For a bit of history, when they agreed to give me away at my Kaanyadaan, they took me in as their own daughter. In the words of my husband, they “more than adopted” me. This is extremely special to me, and it’s important to me to get to know them and spend time with them. I always look forward to my visits with them!
When we visit my adopted family, they treat me as they would any married Indian daughter: with the utmost respect and love. They shower me with praise, touch my feet as well as my husband’s feet (an ultimate symbol of respect), bring trays of food to us, ask me if I will stay the night, and shove money into both of our hands, despite our best efforts to decline.
And they do all of this not because I am a guest in their home, but because I am their daughter.

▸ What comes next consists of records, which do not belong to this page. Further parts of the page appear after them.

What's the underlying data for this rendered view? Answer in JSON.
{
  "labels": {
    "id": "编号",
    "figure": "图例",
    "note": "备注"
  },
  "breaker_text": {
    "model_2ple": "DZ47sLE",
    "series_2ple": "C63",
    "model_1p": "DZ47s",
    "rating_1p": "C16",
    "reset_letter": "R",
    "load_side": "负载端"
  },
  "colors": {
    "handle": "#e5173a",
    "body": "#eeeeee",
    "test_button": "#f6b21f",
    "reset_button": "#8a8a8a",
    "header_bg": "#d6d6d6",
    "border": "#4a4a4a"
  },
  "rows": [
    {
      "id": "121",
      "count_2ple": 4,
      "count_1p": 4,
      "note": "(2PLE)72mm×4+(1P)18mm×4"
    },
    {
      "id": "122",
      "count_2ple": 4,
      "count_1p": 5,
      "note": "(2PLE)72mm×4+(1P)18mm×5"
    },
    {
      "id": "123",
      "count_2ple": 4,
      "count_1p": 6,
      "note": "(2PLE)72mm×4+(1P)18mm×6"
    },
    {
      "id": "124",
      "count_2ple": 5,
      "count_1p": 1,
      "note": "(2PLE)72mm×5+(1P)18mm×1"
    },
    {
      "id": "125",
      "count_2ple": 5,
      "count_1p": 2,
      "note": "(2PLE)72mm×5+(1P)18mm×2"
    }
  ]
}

This is the customary treatment of any married daughter, in my husband’s community, when they come home from their husband’s house. Beautiful, isn’t it? Though a bit overwhelming, if you aren’t already familiar with these aspects of Indian culture.
Anyway, back to my story.
We arrived that night, by auto-rickshaw. My didi and niece blazed the trail down the narrow alleyway, before walking into the large open door. After greetings, we were ushered to the main room. My didi immediately went to change into a suit – which was the first time I had ever seen her wear anything other than a saree! I suddenly saw her as not just my didi, a hard working housewife in our home, but a daughter to these kind people. She looked so youthful in her mustard yellow suit with her hair in a braid over her shoulder.
Normally, they would lead me to one room and my husband to another, as each gender separates into groups during social gatherings. For some reason, they didn’t do that this time. My husband sat with me in the main room, enjoying the snacks, playing with the babies, and having conversations in tiny bits of Hindi and English.
I can understand a lot of Hindi, but any time I could not reply in Hindi, I replied in English and my husband automatically translated.
Father came in the room and sat with us. Perhaps the most refreshing thing about being at my adopted family’s house, is that there is no reason to cover my head in front of them.
Father asked my husband, “Has she learned any more Hindi?” My husband, not knowing how to describe to people how much I know, stumbled on his words. My didi giggled. I understood, so I said to my husband, “Tell him that I know more now. I’ve been learning.”
Didi, who partially understands English, giggled again, and repeated the words she had taught me in the kitchen just a few days before.
A while later, Father left the room and my younger sister came in with heaping plates of food. It was so spicy! We discovered that my adopted family is not shy about using green chillies! Even more, they kept bringing food. We had to beg them to stop giving us food. My husband even tried to convince Manu, our niece, to take more food from his plate. When that fell through, he looked at me with pleading eyes.
Before we left, everyone walked us to the door, taking their turns grabbing our hands and shoving money in them. My husband is the best at running away from them. I’m an easy target because I think it’s awkward to make a big scene out of avoiding money that people give you, to the point of running away.
In truth, I’m never ready to leave my adopted family’s house. I hate saying goodbye. I feel like there is so much I still want to learn about them, so much I want them to know about me. I want to help them in any way. I want to learn from them. But going makes coming again even more sweet than the visit before. ♥
The featured image was actually taken at my elder didi’s house, and features her Diwali display of a floating lotus candle with surrounding marigold petals. Decorative gel candles on the side.